Wednesday, May 25, 2022

The CLI for busy Data Scientists and Engineers

I've been asked to give a talk on the command line interface for a mixed audience of Data Scientists and Engineers. Since the world is becoming ever more container based, I'm focussing on Linux.

Containers

Sometimes you need to diagnose things within the container. Jump into the container with:

docker exec -it CONTAINER_ID /bin/bash

To get the basic diagnostic tools mentioned below, you'll generally need to execute:

apt-get update               # you need to run this first
apt-get install net-tools    # gives you netstat
apt-get install iputils-ping # gives you ping
apt-get install procps       # gives you ps
apt-get install lsof        

Note these installations will all be gone next time you fire up the image as the underlying image does not change.

You can find out which module your favourite command belongs to by running something like this:

$ dpkg -S /bin/netstat
net-tools: /bin/netstat

Formatting

You can use regex expressions in grep with the -P switch. For example, let's search for lines that are strictly composed of two 5-letter words seperated by a space:

$ echo hello world  | grep -P "\w{5}\s\w{5}$"
hello world
$ echo hello wordle | grep -P "\w{5}\s\w{5}$"
$

You can extract elements from a string with an arbitrary delimiter with awk. For example, this takes the first and sixth elements from a line of CSV:

$ echo this,is,a,line,of,csv | awk -F',' '{print $1 " " $6}'
this csv
$

To prettify output, use column like this:

$ echo "hello, world. I love you!
goodbye cruelest world! So sad" | column -t
hello,   world.    I       love  you!
goodbye  cruelest  world!  So    sad

$

To print to standard out as well as to a file, use tee. For example:

$ echo And now for something completely different | tee /tmp/monty_python.txt
And now for something completely different
$ cat /tmp/monty_python.txt 
And now for something completely different

To capture everything typed and output to your terminal (very useful in training), use script:

$ script -f /tmp/my_keystrokes.log
Script started, file is /tmp/my_keystrokes.log
$ echo hello world
hello world
$ cat /tmp/my_keystrokes.log 
Script started on 2022-05-13 16:10:37+0100
$ echo hello world
hello world
$ cat /tmp/my_keystrokes.log 
$

Beware its recursive nature! Anyway, you stop it with an exit.

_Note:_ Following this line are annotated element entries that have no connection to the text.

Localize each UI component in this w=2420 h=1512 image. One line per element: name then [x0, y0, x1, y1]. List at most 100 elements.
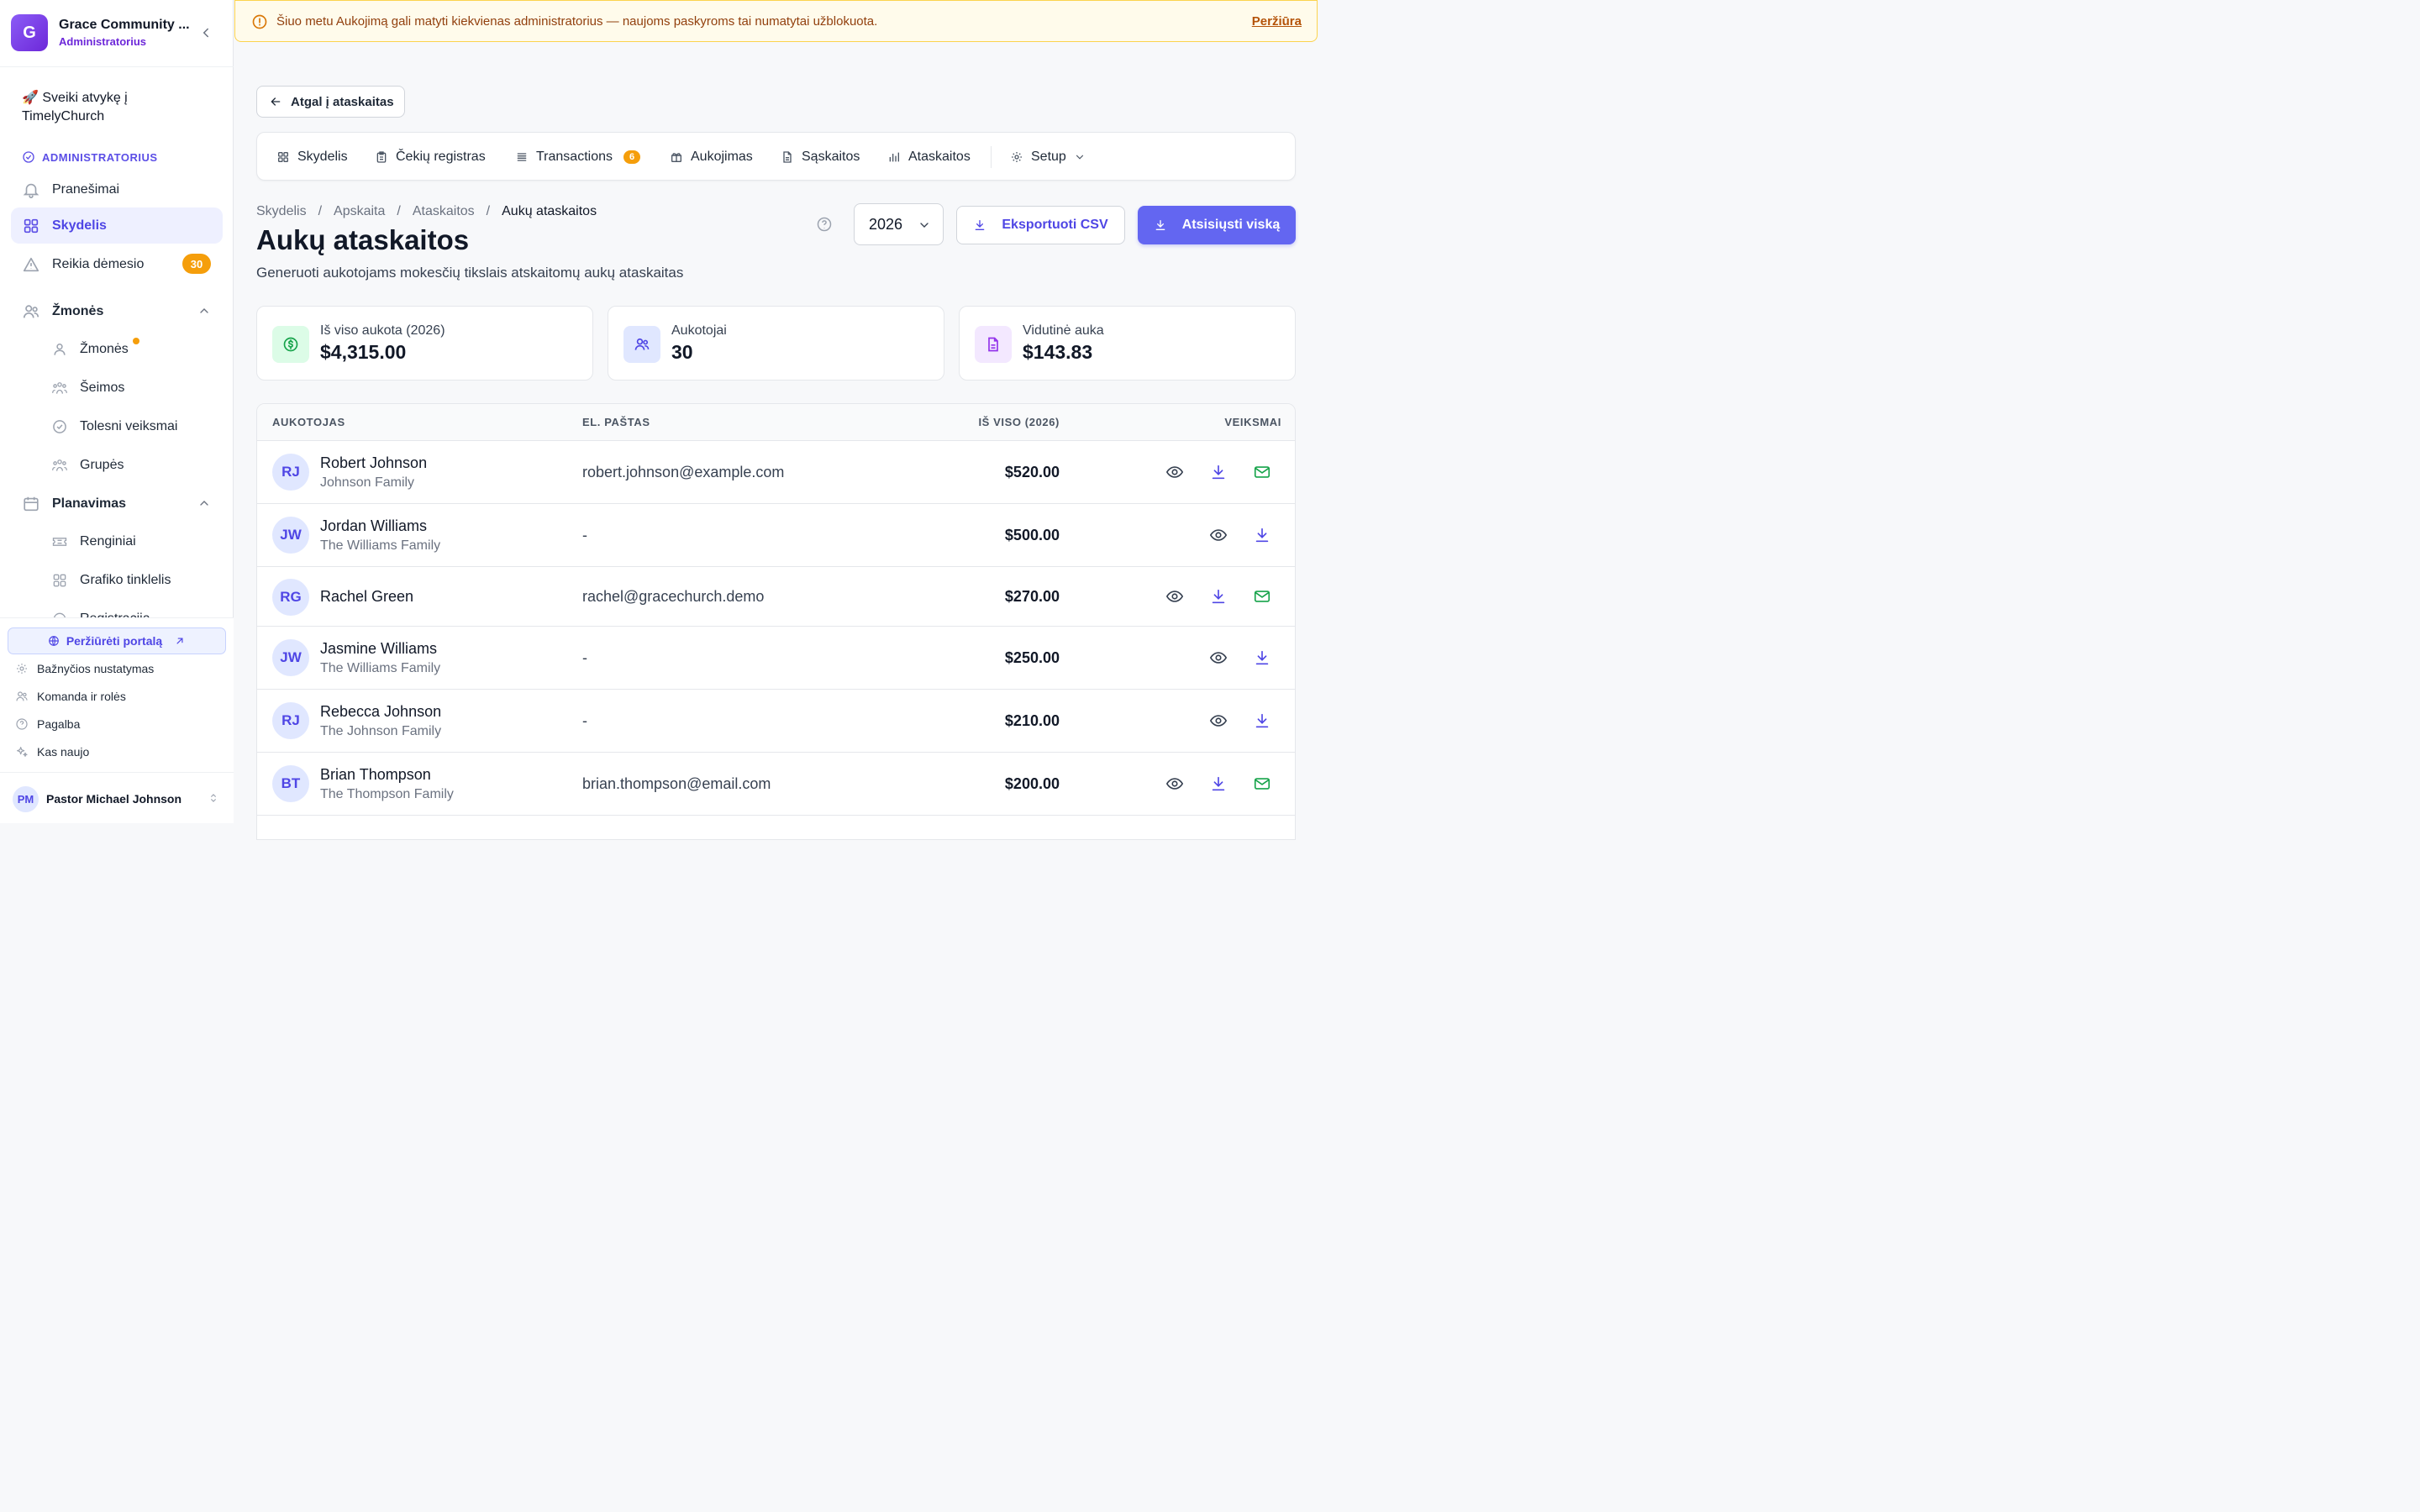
- help-circle-icon: [15, 717, 29, 731]
- user-name: Pastor Michael Johnson: [46, 792, 182, 806]
- breadcrumb-item[interactable]: Ataskaitos: [413, 204, 475, 219]
- sidebar-item-label: Grafiko tinklelis: [80, 573, 171, 587]
- tab-dashboard[interactable]: Skydelis: [276, 133, 348, 181]
- sidebar-item-groups[interactable]: Grupės: [40, 449, 223, 482]
- sidebar-item-label: Skydelis: [52, 218, 107, 233]
- section-label-text: ADMINISTRATORIUS: [42, 150, 158, 164]
- globe-icon: [48, 635, 60, 647]
- sidebar-group-planning[interactable]: Planavimas: [11, 486, 223, 522]
- stat-value: $143.83: [1023, 341, 1093, 363]
- sparkles-icon: [15, 745, 29, 759]
- download-icon[interactable]: [1253, 648, 1271, 667]
- eye-icon[interactable]: [1165, 587, 1184, 606]
- table-row[interactable]: JW Jordan Williams The Williams Family -…: [257, 504, 1295, 567]
- column-header-total[interactable]: IŠ VISO (2026): [978, 416, 1060, 428]
- calendar-icon: [22, 495, 40, 513]
- column-header-email[interactable]: EL. PAŠTAS: [582, 416, 650, 428]
- tab-label: Setup: [1031, 150, 1066, 164]
- sidebar-item-notifications[interactable]: Pranešimai: [11, 171, 223, 207]
- sidebar-item-label: Žmonės: [80, 342, 129, 356]
- mail-icon[interactable]: [1253, 587, 1271, 606]
- stat-label: Aukotojai: [671, 323, 727, 338]
- mail-icon[interactable]: [1253, 774, 1271, 793]
- export-csv-button[interactable]: Eksportuoti CSV: [956, 206, 1125, 244]
- tab-setup[interactable]: Setup: [1010, 133, 1086, 181]
- back-to-reports-button[interactable]: Atgal į ataskaitas: [256, 86, 405, 118]
- user-icon: [51, 341, 68, 358]
- check-circle-icon: [22, 150, 35, 164]
- sidebar-item-people[interactable]: Žmonės: [40, 333, 223, 366]
- table-row[interactable]: RJ Robert Johnson Johnson Family robert.…: [257, 441, 1295, 504]
- section-label-admin: ADMINISTRATORIUS: [22, 150, 158, 164]
- user-menu[interactable]: PM Pastor Michael Johnson: [0, 772, 234, 824]
- avatar: JW: [272, 517, 309, 554]
- download-icon[interactable]: [1253, 526, 1271, 544]
- download-icon[interactable]: [1209, 774, 1228, 793]
- warning-icon: [22, 255, 40, 274]
- help-circle-icon[interactable]: [816, 216, 833, 233]
- check-circle-icon: [51, 418, 68, 435]
- donor-total: $210.00: [1004, 712, 1060, 729]
- eye-icon[interactable]: [1209, 526, 1228, 544]
- eye-icon[interactable]: [1209, 648, 1228, 667]
- accounting-tabs: Skydelis Čekių registras Transactions 6 …: [256, 132, 1296, 181]
- download-all-button[interactable]: Atsisiųsti viską: [1138, 206, 1296, 244]
- export-csv-label: Eksportuoti CSV: [1002, 218, 1108, 232]
- mail-icon[interactable]: [1253, 463, 1271, 481]
- sidebar-item-follow-ups[interactable]: Tolesni veiksmai: [40, 410, 223, 444]
- help-link[interactable]: Pagalba: [15, 717, 80, 731]
- org-switcher[interactable]: G Grace Community ... Administratorius: [0, 0, 234, 67]
- tab-accounts[interactable]: Sąskaitos: [781, 133, 860, 181]
- eye-icon[interactable]: [1165, 463, 1184, 481]
- banner-review-link[interactable]: Peržiūra: [1252, 14, 1302, 29]
- tab-transactions[interactable]: Transactions 6: [515, 133, 640, 181]
- donor-name: Rebecca Johnson: [320, 703, 442, 720]
- whats-new-link[interactable]: Kas naujo: [15, 745, 89, 759]
- collapse-sidebar-icon[interactable]: [198, 25, 213, 40]
- avatar: PM: [13, 786, 39, 812]
- chevron-up-icon[interactable]: [197, 304, 211, 318]
- sidebar-item-families[interactable]: Šeimos: [40, 371, 223, 405]
- team-roles-link[interactable]: Komanda ir rolės: [15, 690, 126, 703]
- eye-icon[interactable]: [1165, 774, 1184, 793]
- sidebar-group-label: Planavimas: [52, 496, 127, 511]
- attention-count-badge: 30: [182, 254, 211, 274]
- breadcrumb-item[interactable]: Apskaita: [334, 204, 385, 219]
- sidebar-item-dashboard[interactable]: Skydelis: [11, 207, 223, 244]
- table-row[interactable]: RG Rachel Green rachel@gracechurch.demo …: [257, 567, 1295, 627]
- tab-giving[interactable]: Aukojimas: [670, 133, 753, 181]
- sidebar-item-events[interactable]: Renginiai: [40, 525, 223, 559]
- church-setup-link[interactable]: Bažnyčios nustatymas: [15, 662, 154, 675]
- donor-family: The Thompson Family: [320, 787, 454, 801]
- avatar: RJ: [272, 702, 309, 739]
- breadcrumb-separator: /: [318, 204, 323, 218]
- column-header-donor[interactable]: AUKOTOJAS: [272, 416, 345, 428]
- table-row[interactable]: BT Brian Thompson The Thompson Family br…: [257, 753, 1295, 816]
- tab-check-register[interactable]: Čekių registras: [375, 133, 486, 181]
- banner-text: Šiuo metu Aukojimą gali matyti kiekviena…: [276, 14, 878, 29]
- year-value: 2026: [869, 215, 903, 233]
- download-icon[interactable]: [1209, 587, 1228, 606]
- avatar: RJ: [272, 454, 309, 491]
- tab-label: Ataskaitos: [908, 150, 971, 164]
- document-icon: [975, 326, 1012, 363]
- table-row[interactable]: JW Jasmine Williams The Williams Family …: [257, 627, 1295, 690]
- sidebar-item-attention[interactable]: Reikia dėmesio 30: [11, 246, 223, 282]
- sidebar-item-label: Renginiai: [80, 534, 136, 549]
- org-logo: G: [11, 14, 48, 51]
- sidebar-item-schedule-grid[interactable]: Grafiko tinklelis: [40, 564, 223, 597]
- year-select[interactable]: 2026: [854, 203, 944, 245]
- table-row[interactable]: RJ Rebecca Johnson The Johnson Family - …: [257, 690, 1295, 753]
- breadcrumb-item[interactable]: Skydelis: [256, 204, 307, 219]
- eye-icon[interactable]: [1209, 711, 1228, 730]
- tab-reports[interactable]: Ataskaitos: [887, 133, 971, 181]
- view-portal-button[interactable]: Peržiūrėti portalą: [8, 627, 226, 654]
- donor-family: The Williams Family: [320, 538, 441, 553]
- download-icon[interactable]: [1209, 463, 1228, 481]
- chevron-up-icon[interactable]: [197, 496, 211, 510]
- avatar: BT: [272, 765, 309, 802]
- breadcrumb-current: Aukų ataskaitos: [502, 204, 597, 218]
- download-icon[interactable]: [1253, 711, 1271, 730]
- ticket-icon: [51, 533, 68, 550]
- sidebar-group-people[interactable]: Žmonės: [11, 293, 223, 329]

You can poll an output with watch. For example, this will keep an eye on the Netty threads in a Java application (IntelliJ as it happens):

watch "jstack `jps | grep Main | awk '{print \$1}'` | grep -A10 ^\\\"Netty\ Builtin\ Server"

Note that the $1 has been escaped and the quote mark within the quote has been triple escapted. The switch -A10 is just to show the 10 lines After what we pattern matched. Backticks execute a command within a command. Of course, we can avoid this escaping with:

$ watch "jstack $(jps | grep Main | awk '{print $1}') | grep -A10 ^\\\"Netty\ Builtin\ Server"

Note that $(...).

Resources

The command htop gives lots of information on a running system. Pressing P or M orders the resources by processor or memory usage respectively. VIRT and RES are your virtual memory (how much your application has asked for) and resident memory (how much it's actually using) the latter is normally the most important. The load average tells you how much work is backing up. Anything over the number of processors you have is suboptimal. How many processors do you have?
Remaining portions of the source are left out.